Rabbis Call for Gaza Cease-Fire and Lasting Peace
Rabbis Call for Gaza Cease-Fire and International Pressure for a Just and Lasting Solution
Rabbis and other religious, cultural and community leaders, heading an interfaith list of 2800 people, will call for an immediate Cease-Fire in Gaza and an international conference to provide international pressure to facilitate a lasting and just settlement for all parties, in the New York Times, Wednesday, January 14, 2009.
"We have had to buy space in the New York Times to make this call because the major national newspapers will not give room for this perspective," says Rabbi Michael Lerner, Editor of Tikkun magazine, who convened the group. He is joined by Sister Joan Chittister, and Professor Cornel West, Co-chairs with Lerner of the Network of Spiritual Progressives (NSP), and over 2,800 others, including Rabbi Brian Walt (North American Chair of Rabbis for Human Rights), Rabbi Arthur Waskow (chair of the Shalom Center), Rabbi David Shneyer (past president of the Rabbinic organization Ohalah), Rabbi Mordecai Leibling and other rabbis, writers such as Ariel Dorfman, Annie Lamott, Deepak Chopra and Fritjof Capra, movie director Jonathan Demme, Richard Falk (the UN representative on Human Rights in Palestine), Christian ministers, academics and activists.

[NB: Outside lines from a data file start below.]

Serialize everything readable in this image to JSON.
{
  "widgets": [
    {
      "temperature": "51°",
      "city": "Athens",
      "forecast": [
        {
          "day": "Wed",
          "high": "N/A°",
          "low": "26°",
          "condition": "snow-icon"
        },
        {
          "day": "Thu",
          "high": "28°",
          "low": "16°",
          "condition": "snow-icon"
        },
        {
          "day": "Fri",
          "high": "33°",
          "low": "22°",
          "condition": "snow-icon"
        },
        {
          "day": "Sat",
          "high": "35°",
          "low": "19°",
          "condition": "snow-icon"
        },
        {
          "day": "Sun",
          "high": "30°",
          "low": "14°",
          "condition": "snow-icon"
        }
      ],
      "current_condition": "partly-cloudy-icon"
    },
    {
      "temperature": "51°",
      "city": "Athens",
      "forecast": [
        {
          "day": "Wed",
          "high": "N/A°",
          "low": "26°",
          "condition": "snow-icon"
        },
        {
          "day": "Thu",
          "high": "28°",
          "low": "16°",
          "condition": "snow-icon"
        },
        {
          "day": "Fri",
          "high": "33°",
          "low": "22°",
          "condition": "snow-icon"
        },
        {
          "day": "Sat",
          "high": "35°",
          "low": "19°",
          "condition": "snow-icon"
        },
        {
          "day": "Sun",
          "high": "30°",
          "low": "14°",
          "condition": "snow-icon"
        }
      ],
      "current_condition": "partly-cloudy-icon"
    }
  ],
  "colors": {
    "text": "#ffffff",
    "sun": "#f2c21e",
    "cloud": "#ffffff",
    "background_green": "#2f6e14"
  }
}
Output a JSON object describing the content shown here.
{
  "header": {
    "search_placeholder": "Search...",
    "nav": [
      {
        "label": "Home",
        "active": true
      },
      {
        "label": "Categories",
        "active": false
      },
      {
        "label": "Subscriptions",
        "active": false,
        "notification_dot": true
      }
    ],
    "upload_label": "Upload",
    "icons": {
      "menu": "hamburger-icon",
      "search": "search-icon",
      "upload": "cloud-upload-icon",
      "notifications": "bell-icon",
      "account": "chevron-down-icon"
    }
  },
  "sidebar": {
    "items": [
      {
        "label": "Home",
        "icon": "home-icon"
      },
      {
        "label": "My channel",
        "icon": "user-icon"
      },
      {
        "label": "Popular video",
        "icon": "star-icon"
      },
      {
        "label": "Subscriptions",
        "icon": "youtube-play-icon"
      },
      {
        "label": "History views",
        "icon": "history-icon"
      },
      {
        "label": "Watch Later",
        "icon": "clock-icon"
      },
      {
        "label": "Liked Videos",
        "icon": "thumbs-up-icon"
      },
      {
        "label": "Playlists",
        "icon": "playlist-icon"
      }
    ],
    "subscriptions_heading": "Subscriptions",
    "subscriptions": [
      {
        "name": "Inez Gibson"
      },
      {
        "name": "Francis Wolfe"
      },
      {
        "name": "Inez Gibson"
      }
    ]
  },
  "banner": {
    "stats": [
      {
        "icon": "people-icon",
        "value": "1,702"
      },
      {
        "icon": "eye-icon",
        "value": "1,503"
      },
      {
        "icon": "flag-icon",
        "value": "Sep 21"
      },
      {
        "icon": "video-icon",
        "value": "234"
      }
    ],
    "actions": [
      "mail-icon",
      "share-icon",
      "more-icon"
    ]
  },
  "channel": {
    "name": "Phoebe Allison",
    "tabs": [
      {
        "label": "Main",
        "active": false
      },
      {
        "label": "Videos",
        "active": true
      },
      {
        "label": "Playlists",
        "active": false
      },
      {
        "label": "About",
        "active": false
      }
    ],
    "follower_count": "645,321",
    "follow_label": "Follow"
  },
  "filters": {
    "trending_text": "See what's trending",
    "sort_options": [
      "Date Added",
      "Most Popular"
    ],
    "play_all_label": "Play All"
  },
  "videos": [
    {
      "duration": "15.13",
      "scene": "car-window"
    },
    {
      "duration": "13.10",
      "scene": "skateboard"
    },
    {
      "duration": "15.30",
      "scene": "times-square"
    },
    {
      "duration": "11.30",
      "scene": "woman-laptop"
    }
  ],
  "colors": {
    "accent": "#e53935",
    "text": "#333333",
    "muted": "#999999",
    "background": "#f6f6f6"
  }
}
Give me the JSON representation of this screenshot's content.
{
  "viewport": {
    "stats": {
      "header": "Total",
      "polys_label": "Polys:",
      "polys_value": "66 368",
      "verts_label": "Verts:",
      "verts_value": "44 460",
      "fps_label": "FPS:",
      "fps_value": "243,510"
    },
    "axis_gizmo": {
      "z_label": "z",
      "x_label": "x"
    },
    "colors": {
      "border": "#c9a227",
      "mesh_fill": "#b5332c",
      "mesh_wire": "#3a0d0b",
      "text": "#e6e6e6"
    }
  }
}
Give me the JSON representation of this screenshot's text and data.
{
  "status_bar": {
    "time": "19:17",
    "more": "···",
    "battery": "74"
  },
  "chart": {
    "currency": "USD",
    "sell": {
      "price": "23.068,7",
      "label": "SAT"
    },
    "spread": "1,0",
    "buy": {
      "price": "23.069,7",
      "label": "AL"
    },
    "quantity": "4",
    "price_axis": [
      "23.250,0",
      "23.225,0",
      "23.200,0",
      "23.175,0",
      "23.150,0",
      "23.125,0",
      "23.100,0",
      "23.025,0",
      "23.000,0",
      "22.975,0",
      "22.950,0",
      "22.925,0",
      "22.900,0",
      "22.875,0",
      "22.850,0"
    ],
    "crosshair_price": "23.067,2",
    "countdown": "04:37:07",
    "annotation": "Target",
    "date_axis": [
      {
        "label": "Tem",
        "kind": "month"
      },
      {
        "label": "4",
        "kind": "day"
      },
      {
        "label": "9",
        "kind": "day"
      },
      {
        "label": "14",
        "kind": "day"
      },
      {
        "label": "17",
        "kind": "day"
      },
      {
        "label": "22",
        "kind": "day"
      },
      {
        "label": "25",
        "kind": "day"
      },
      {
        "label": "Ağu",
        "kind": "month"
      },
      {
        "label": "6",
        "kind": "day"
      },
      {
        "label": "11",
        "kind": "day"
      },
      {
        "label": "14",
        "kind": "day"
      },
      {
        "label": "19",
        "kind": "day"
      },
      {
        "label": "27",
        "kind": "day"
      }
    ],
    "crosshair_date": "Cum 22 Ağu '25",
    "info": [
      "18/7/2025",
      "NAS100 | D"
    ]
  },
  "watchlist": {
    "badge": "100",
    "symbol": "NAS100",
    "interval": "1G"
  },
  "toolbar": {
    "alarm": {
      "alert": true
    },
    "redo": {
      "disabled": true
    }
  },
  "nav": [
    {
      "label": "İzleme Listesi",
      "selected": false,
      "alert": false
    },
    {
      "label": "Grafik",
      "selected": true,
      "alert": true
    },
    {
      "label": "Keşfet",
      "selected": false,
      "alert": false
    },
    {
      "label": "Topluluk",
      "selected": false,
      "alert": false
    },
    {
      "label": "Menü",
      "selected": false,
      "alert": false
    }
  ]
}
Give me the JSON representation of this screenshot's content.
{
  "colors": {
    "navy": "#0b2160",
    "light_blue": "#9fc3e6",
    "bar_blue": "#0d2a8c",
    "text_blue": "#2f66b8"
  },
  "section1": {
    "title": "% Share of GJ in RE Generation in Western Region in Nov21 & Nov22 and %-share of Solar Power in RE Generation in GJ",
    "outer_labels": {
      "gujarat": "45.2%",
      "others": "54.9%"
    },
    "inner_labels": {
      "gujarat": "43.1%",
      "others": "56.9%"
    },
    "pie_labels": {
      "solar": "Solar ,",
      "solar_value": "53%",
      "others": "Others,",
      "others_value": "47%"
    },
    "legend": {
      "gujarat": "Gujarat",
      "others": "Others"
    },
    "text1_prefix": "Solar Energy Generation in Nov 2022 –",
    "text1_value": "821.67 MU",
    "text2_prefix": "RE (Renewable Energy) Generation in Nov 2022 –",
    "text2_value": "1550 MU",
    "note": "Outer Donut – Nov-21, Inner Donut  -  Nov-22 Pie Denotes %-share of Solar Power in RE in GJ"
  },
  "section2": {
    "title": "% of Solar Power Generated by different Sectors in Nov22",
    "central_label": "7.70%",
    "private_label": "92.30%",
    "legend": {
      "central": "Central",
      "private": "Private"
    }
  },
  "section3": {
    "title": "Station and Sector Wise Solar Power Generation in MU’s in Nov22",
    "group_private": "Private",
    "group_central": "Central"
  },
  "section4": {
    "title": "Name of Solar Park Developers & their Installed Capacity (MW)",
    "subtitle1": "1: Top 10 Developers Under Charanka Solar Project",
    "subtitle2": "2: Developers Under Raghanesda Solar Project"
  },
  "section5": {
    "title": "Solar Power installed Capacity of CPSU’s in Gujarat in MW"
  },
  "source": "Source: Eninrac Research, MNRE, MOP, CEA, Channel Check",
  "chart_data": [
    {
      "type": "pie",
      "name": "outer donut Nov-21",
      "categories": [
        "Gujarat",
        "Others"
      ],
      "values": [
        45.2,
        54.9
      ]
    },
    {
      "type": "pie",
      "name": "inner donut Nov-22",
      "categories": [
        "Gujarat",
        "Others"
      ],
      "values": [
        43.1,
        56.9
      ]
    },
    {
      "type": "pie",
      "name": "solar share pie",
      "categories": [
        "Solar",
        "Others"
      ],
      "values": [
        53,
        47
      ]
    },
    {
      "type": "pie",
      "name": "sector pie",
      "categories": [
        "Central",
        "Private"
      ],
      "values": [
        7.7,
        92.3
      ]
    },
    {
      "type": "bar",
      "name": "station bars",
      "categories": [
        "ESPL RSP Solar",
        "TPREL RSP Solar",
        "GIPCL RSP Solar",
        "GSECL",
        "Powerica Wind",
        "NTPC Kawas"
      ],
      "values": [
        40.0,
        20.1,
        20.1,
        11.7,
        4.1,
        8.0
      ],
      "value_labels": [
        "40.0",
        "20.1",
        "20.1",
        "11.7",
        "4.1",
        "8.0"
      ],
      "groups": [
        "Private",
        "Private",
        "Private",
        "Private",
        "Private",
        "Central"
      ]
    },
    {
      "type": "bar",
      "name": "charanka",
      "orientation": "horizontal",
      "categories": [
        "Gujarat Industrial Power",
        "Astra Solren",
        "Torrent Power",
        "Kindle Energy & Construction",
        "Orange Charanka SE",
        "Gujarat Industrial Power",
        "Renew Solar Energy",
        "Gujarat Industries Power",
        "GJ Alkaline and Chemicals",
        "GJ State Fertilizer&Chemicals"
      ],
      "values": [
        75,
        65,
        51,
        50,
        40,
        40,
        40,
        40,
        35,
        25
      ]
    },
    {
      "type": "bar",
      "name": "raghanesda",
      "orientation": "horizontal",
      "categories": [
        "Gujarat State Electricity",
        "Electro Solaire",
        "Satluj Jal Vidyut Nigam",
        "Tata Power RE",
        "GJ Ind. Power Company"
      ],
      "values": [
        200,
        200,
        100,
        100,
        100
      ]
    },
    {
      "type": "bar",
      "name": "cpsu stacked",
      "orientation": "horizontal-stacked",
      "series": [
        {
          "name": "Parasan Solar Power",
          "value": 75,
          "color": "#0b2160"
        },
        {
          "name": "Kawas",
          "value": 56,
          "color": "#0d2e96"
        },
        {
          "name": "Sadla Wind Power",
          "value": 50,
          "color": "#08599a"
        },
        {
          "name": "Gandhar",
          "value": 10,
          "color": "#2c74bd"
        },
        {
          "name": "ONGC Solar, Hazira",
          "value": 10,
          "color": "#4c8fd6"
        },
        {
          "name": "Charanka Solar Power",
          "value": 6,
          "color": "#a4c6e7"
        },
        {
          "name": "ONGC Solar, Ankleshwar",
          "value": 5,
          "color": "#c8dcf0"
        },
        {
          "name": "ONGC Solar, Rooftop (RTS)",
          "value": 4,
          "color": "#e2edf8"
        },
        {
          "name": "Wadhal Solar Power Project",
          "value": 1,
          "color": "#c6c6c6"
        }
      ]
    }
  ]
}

"The essential difference between our point of view, which is widespread but underreported, and the opinions being presented in the mainstream media," said Rabbi Lerner, "is that we believe it is unrealistic to expect violent and hardline tactics, however well justified by the other side's violence, to build the psychological grounds for peace. Each side has to learn empathy for the wounds suffered by the other side, and has to practice generosity in promoting peace, the basic conditions for which are already known and are laid out in our statement. We are appealing to president-elect Obama to lead the international community in applying significant pressure to both sides to accept a mutually generous approach, whether each side feels that generosity yet or not. We spell out the terms of a lasting settlement in the New York Times ad. Given the political clout of the Israel Lobby in the US., as manifested in the one-sided coverage that has made invisible Jewish opposition in Israel and the U.S. to Israel's war in Gaza, it is unlikely that President Obama would be able to muster significant pressure on Israel to accept a settlement that would be just to the Palestinian people (and hence would last). For that reason, we are urging him to convene an International Conference in which other countries could play an important role in pushing both sides to make significant compromises for peace."